What are the 3Vs of Big Data?
What are the other 2Vs of Big Data?
- Variety
- Velocity
- Volumes
- Value
- Veracity
What is Variety in Big Data?
Variety = Many types of data that are available such as text, video, audio, images etc….
What is Volumes in Big Data?
Volumes = The amount of data that is received.
Big data = High volumes of low-density, unstructured data.
What is Velocity in Big Data?
Velocity = The fast rate at which data is received and (perhaps) acted on.
What is Value in Big Data?
Value = Is the data valuable and can it be analysed and used by business to be more efficient or develop more products.
What is Veracity in Big Data?
Veracity = Is the data trustworthy or is the data fake news?

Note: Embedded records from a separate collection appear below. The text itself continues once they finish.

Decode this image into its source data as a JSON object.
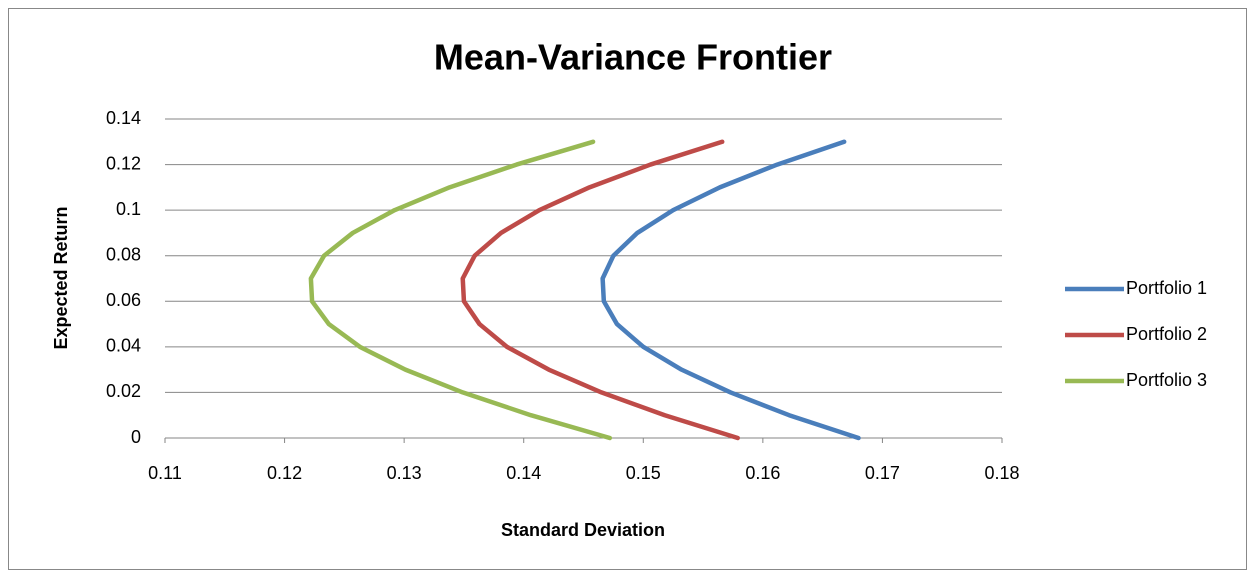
{
  "chart_data": {
    "type": "line",
    "title": "Mean-Variance Frontier",
    "xlabel": "Standard Deviation",
    "ylabel": "Expected Return",
    "xlim": [
      0.11,
      0.18
    ],
    "xticks": [
      0.11,
      0.12,
      0.13,
      0.14,
      0.15,
      0.16,
      0.17,
      0.18
    ],
    "ylim": [
      0,
      0.14
    ],
    "yticks": [
      0,
      0.02,
      0.04,
      0.06,
      0.08,
      0.1,
      0.12,
      0.14
    ],
    "grid": true,
    "legend": "right",
    "series": [
      {
        "name": "Portfolio 1",
        "color": "#4a7ebb",
        "x": [
          0.168,
          0.1622,
          0.1573,
          0.1532,
          0.15,
          0.1478,
          0.1467,
          0.1466,
          0.1475,
          0.1495,
          0.1525,
          0.1564,
          0.1612,
          0.1668
        ],
        "values": [
          0,
          0.01,
          0.02,
          0.03,
          0.04,
          0.05,
          0.06,
          0.07,
          0.08,
          0.09,
          0.1,
          0.11,
          0.12,
          0.13
        ]
      },
      {
        "name": "Portfolio 2",
        "color": "#be4b48",
        "x": [
          0.1579,
          0.1518,
          0.1465,
          0.1421,
          0.1386,
          0.1363,
          0.135,
          0.1349,
          0.1359,
          0.1381,
          0.1413,
          0.1455,
          0.1506,
          0.1566
        ],
        "values": [
          0,
          0.01,
          0.02,
          0.03,
          0.04,
          0.05,
          0.06,
          0.07,
          0.08,
          0.09,
          0.1,
          0.11,
          0.12,
          0.13
        ]
      },
      {
        "name": "Portfolio 3",
        "color": "#98b954",
        "x": [
          0.1472,
          0.1406,
          0.1349,
          0.1301,
          0.1263,
          0.1237,
          0.1223,
          0.1222,
          0.1233,
          0.1257,
          0.1292,
          0.1338,
          0.1394,
          0.1458
        ],
        "values": [
          0,
          0.01,
          0.02,
          0.03,
          0.04,
          0.05,
          0.06,
          0.07,
          0.08,
          0.09,
          0.1,
          0.11,
          0.12,
          0.13
        ]
      }
    ]
  }
}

What is involved in analysing Big Data? (3 methods)
1 - Data Mining
2 - Deep Learning
3 - Predictive Analysis
What is Data Mining (Analytical Method of Big Data)?
Data Mining = Sorts through large data sets to identify patterns + relationships by finding anomalies and creating data clusters.
What is Deep Learning (Analytical Method of Big Data)?
Deep Learning = Imitates human learning patterns by using artificial intelligence + machine learning to layer algorithms and find patterns.
What is Predictive Analysis (Analytical Method of Big Data)?
Predictive Analysis = Uses historical data to make predictions about the future, identifying risks and opportunities and generate ideas from this.
What is Big Data Analytics?
Big Data Analytics = Refers to collecting, processing, cleaning + analysing large datasets to help organisations operationalise their big data.
- Collect.
- Process it.
- Clean it.
- Analyse
What is involved in the collection of Big Data?
- Collect unstructured data from a variety of sources (such as cloud storage, mobile applications etc).
What is involved in processing Big Data?
- Data must be organised properly to get accurate results on analytical queries, especially when it’s large + unstructured.
What is involved in cleaning Big Data?
- All data must be formatted correctly.
- Irrelevant + duplicate data must be removed + accounted for.